EMT 2.0: shaping epithelia through collective migration.
Revenu, C. & Gilmour, D.
Curr Opin Genet Dev. 2009 Aug;19(4):338-42. Epub 2009 May 20.
Epithelial-mesenchymal transitions (EMTs) drive epithelial remodelling by converting cohesive, stable epithelial layers into individual, motile mesenchymal cells. It is now becoming clear that, from being an all-or-nothing switch, EMT can be applied in a fine-tuned manner to allow the efficient migration of cohesive epithelia that maintain their internal organisation. Recent work suggests that such collective motility involves a complex balance between epithelial and mesenchyme-like cell states that is driven by internal and external cues. Although this cohesive mode requires more complex control than single cell migration, it creates opportunities in term of tissue guidance and shaping that are starting to be unravelled.
Collective cell migration in morphogenesis, regeneration and cancer.
Friedl, P. & Gilmour, D.
Nat Rev Mol Cell Biol. 2009 Jul;10(7):445-57.

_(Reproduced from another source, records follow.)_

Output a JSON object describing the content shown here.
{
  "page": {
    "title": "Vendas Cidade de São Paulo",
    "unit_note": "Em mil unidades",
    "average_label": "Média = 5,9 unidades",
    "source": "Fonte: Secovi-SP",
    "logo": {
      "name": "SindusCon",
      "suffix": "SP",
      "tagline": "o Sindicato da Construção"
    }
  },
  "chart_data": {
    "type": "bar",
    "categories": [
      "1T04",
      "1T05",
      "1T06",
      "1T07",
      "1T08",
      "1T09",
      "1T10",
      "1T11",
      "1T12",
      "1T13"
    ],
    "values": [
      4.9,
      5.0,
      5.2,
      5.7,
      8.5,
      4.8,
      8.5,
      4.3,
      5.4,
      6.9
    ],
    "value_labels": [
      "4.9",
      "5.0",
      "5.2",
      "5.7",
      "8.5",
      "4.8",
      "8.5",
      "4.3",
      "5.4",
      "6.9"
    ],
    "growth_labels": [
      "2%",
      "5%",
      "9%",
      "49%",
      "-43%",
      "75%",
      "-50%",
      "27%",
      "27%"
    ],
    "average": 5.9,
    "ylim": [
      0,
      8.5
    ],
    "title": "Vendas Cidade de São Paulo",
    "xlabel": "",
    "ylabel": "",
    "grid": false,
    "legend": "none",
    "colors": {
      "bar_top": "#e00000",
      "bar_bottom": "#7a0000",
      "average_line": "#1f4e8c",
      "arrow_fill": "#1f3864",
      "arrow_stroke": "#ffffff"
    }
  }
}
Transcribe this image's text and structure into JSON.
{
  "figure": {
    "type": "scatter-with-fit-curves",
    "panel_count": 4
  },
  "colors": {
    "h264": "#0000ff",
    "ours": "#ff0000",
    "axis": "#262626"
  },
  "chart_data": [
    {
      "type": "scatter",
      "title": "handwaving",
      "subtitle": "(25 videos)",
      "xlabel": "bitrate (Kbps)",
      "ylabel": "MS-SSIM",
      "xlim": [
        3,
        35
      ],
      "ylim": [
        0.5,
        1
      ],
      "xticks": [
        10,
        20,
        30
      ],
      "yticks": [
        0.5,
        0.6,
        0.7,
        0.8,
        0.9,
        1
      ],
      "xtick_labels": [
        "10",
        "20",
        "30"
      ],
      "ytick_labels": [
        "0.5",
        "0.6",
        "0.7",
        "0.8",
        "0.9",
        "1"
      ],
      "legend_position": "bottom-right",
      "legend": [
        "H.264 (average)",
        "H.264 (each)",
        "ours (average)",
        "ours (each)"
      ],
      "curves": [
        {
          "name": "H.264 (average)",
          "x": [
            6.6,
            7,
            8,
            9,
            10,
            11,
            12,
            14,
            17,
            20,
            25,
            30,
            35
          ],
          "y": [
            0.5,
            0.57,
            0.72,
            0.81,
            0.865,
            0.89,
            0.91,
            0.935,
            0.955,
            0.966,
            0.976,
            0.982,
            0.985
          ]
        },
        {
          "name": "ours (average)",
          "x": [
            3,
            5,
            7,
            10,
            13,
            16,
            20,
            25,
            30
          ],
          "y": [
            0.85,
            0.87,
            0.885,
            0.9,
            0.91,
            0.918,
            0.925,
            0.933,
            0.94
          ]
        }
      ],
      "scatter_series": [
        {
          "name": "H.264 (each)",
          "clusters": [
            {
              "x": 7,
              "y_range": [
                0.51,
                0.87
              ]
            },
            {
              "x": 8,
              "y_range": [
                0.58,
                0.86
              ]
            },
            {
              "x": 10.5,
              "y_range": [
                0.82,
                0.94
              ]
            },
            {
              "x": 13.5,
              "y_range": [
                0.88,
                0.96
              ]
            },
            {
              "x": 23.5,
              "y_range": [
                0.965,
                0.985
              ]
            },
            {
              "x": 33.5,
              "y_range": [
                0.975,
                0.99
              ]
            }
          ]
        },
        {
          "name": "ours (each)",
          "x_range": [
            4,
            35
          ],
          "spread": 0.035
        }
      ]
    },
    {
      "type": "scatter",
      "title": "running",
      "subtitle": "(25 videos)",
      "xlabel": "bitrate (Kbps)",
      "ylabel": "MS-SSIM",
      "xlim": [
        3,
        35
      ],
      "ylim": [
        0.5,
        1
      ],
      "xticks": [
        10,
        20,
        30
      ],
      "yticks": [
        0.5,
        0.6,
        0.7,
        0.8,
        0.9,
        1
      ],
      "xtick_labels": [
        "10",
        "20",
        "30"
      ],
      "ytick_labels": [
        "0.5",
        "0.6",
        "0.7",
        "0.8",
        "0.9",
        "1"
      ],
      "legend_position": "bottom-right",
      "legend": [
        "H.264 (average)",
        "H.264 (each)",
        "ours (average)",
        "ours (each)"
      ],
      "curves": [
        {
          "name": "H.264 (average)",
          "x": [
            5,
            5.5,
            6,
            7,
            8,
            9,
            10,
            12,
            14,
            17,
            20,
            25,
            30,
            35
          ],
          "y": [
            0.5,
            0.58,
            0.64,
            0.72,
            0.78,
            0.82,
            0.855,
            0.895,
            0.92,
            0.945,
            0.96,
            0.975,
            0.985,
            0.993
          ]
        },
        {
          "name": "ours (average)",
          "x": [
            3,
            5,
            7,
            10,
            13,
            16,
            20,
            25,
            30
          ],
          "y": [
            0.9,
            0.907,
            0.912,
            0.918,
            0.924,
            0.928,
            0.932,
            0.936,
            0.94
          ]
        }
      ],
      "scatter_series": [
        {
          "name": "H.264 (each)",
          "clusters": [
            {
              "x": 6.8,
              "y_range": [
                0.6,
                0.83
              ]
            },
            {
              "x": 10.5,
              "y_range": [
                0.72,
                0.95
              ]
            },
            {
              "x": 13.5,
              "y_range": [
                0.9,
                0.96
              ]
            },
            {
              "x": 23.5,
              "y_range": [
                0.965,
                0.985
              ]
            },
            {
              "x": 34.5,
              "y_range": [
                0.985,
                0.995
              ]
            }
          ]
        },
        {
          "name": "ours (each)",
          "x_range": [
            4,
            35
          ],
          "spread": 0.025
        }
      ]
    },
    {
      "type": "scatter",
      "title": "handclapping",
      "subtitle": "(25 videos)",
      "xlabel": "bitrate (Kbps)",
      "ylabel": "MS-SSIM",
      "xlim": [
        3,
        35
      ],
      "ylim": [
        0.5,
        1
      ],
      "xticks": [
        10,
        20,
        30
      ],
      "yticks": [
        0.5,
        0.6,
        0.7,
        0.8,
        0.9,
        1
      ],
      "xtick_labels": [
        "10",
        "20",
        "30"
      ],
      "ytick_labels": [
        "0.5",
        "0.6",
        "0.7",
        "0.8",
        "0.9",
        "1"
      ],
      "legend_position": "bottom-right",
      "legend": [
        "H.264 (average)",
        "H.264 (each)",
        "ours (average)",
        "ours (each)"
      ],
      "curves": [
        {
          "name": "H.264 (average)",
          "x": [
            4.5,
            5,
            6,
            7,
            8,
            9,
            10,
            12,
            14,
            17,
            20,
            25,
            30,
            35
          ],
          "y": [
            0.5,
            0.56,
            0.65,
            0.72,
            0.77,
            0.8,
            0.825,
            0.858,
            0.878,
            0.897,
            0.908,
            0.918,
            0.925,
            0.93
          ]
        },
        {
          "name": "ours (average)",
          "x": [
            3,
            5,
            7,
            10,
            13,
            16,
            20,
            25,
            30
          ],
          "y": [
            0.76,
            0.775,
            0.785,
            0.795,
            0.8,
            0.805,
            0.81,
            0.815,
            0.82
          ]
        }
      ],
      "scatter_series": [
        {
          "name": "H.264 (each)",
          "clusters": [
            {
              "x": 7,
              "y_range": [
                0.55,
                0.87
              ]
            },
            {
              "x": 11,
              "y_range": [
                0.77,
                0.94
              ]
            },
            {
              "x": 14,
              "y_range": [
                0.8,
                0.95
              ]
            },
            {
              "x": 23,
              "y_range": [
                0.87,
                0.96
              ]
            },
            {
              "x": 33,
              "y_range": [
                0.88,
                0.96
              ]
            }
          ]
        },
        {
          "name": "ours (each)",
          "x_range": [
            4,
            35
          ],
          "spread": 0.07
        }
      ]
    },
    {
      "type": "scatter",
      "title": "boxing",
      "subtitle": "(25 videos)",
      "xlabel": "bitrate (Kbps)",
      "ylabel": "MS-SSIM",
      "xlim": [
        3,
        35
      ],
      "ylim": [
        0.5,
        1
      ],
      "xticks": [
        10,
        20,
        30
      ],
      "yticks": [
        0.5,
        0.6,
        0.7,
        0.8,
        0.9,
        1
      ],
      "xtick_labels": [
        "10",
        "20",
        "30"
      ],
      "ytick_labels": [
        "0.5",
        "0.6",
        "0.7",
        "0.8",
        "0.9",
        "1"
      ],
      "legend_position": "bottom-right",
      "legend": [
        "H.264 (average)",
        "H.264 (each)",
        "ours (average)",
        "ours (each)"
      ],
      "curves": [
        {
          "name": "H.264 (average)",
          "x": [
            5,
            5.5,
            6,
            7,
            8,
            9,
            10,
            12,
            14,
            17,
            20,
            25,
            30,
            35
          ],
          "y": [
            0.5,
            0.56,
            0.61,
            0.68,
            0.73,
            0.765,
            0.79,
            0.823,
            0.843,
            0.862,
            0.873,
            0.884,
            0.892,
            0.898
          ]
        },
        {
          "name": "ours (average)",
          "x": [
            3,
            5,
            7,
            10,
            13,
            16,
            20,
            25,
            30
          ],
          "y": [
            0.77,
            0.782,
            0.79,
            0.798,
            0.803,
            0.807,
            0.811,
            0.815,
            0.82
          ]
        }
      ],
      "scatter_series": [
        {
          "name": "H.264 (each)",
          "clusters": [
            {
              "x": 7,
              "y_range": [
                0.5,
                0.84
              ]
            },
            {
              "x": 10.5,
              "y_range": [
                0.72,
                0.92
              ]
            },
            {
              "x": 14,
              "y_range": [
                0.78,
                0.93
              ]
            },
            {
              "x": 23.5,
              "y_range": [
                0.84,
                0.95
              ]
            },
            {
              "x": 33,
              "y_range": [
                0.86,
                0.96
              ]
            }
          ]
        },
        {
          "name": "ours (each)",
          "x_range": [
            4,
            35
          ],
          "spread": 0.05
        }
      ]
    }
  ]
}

The collective migration of cells as a cohesive group is a hallmark of the tissue remodelling events that underlie embryonic morphogenesis, wound repair and cancer invasion. In such migration, cells move as sheets, strands, clusters or ducts rather than individually, and use similar actin- and myosin-mediated protrusions and guidance by extrinsic chemotactic and mechanical cues as used by single migratory cells. However, cadherin-based junctions between cells additionally maintain 'supracellular' properties, such as collective polarization, force generation, decision making and, eventually, complex tissue organization. Comparing different types of collective migration at the molecular and cellular level reveals a common mechanistic theme between developmental and cancer research.